The Center for Performance Studies represents a consortium of programs, faculty, and graduate students engaged in the study of performance culture across the disciplines.

The center is an inter-disciplinary consortium of graduate programs at the University of Washington. Our collaborators are involved in scholarship that deals with any aspect of performance culture. It is comprised of a wide range of faculty and graduate students across the campus and across fields who have joined together to support the study of performance in a variety of forms and cultures. The Center is not a degree granting program, but rather a commons for the sharing and pooling of the diverse strengths and resources of the University of Washington community.

This website is designed to be a resource for the campus-wide study of performance. Here you will be able to access information about the faculty that comprise the Center, graduate courses that are focused on the study of performance, upcoming lectures, events and conferences, and opportunities for funding.

Center Seminars

Center Seminars are truly inter-disciplinary seminars based on a theme approached by three or four faculty from different departments. One seminar, Translation Across the Disciplines, was taught by faculty from French, Classics, and Computer Science. Each faculty conducts a two and half week micro-seminar with a common text around a common theme, approached from their own discipline.

We used the course catalogue to begin to re-shape traffic flow between departments that would allow students to migrate more easily, moving seminars up or down an hour. We began to encourage more porous borders between the disciplines, less insistence on ownership of the field.

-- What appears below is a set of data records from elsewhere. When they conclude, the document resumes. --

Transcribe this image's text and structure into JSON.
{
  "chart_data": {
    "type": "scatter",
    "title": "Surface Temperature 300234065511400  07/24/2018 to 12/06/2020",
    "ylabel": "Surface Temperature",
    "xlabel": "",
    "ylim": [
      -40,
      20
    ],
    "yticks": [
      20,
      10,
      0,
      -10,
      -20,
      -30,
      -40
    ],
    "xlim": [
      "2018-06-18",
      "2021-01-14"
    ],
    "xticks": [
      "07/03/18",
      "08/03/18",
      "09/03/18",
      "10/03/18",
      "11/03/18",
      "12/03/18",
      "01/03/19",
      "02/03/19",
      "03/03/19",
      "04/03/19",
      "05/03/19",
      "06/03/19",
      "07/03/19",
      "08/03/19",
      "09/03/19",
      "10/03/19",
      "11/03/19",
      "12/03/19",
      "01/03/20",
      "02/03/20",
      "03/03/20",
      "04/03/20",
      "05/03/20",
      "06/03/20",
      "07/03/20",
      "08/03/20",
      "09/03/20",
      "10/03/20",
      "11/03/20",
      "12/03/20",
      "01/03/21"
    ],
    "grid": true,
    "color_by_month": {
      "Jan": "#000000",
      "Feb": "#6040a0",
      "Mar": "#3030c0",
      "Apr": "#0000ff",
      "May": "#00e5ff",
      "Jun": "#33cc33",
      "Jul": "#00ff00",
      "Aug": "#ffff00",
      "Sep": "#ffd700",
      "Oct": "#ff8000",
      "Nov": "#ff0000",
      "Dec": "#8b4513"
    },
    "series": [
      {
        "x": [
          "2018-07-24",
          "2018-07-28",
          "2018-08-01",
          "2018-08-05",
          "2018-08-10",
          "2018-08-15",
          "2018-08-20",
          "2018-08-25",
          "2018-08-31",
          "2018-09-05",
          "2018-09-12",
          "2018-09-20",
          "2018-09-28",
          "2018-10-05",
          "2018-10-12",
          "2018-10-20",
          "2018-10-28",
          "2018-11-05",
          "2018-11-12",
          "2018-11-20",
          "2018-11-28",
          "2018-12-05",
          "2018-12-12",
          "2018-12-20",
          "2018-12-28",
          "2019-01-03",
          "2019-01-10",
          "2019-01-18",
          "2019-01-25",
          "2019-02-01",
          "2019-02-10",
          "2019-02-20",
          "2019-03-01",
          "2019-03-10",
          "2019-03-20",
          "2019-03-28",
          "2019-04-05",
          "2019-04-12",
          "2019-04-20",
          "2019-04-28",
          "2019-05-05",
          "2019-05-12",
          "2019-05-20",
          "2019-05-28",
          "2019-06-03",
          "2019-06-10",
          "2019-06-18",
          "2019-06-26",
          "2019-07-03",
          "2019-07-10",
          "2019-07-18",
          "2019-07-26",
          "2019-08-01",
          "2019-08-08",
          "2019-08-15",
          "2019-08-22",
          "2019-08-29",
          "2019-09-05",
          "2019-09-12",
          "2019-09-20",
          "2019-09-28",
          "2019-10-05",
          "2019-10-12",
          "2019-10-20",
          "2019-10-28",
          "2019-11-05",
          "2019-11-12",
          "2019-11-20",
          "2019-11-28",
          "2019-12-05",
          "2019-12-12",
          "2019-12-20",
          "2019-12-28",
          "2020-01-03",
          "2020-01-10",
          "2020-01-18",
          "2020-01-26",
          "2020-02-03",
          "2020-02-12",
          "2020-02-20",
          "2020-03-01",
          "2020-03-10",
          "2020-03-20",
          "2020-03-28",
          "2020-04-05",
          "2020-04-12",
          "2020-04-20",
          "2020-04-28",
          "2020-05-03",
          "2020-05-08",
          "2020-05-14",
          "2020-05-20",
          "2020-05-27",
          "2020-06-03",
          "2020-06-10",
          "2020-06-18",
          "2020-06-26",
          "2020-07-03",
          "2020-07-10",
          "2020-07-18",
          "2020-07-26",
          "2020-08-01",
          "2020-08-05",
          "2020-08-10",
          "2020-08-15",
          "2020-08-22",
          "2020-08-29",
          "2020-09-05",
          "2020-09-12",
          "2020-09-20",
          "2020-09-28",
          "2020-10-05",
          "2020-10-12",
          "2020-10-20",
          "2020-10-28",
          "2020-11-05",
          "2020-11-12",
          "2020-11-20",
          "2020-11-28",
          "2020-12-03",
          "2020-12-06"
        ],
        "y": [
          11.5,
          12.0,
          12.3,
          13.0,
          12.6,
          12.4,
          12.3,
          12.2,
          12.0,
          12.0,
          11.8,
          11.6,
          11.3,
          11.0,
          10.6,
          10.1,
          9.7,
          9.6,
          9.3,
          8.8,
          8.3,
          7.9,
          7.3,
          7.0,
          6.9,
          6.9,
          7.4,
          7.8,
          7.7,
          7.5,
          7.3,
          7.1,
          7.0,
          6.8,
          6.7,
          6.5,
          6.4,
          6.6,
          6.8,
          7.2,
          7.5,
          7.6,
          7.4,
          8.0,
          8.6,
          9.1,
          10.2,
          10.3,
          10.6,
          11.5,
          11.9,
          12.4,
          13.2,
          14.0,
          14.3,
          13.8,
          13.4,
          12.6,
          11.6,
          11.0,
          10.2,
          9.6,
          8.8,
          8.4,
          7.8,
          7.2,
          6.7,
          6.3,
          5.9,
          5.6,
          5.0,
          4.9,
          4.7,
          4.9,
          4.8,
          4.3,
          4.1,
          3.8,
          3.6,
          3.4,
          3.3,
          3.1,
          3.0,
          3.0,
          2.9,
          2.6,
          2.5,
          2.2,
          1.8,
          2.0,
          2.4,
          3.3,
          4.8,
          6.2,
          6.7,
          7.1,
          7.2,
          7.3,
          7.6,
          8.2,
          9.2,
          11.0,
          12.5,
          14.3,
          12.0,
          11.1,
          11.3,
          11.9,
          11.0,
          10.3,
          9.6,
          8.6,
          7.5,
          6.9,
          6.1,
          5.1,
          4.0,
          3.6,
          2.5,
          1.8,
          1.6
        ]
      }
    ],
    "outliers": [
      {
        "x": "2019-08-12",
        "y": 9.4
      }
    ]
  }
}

We looked at the things we had in common, what we already shared.   We looked at what courses might be combined to our advantage.    We explored rotational courses, team taught courses.   Seminars began to grow, to take on new shapes, opening themselves to the interests of others as well as the in-house population.    Departments which no longer had faculty enough to cover their own programs might avail themselves of shared seminars to preserve their curricula.  We began to explore how we might share guests, workshops, professionalization, research methods and pedagogy.   Most importantly, students from separate disciplines might learn from each other.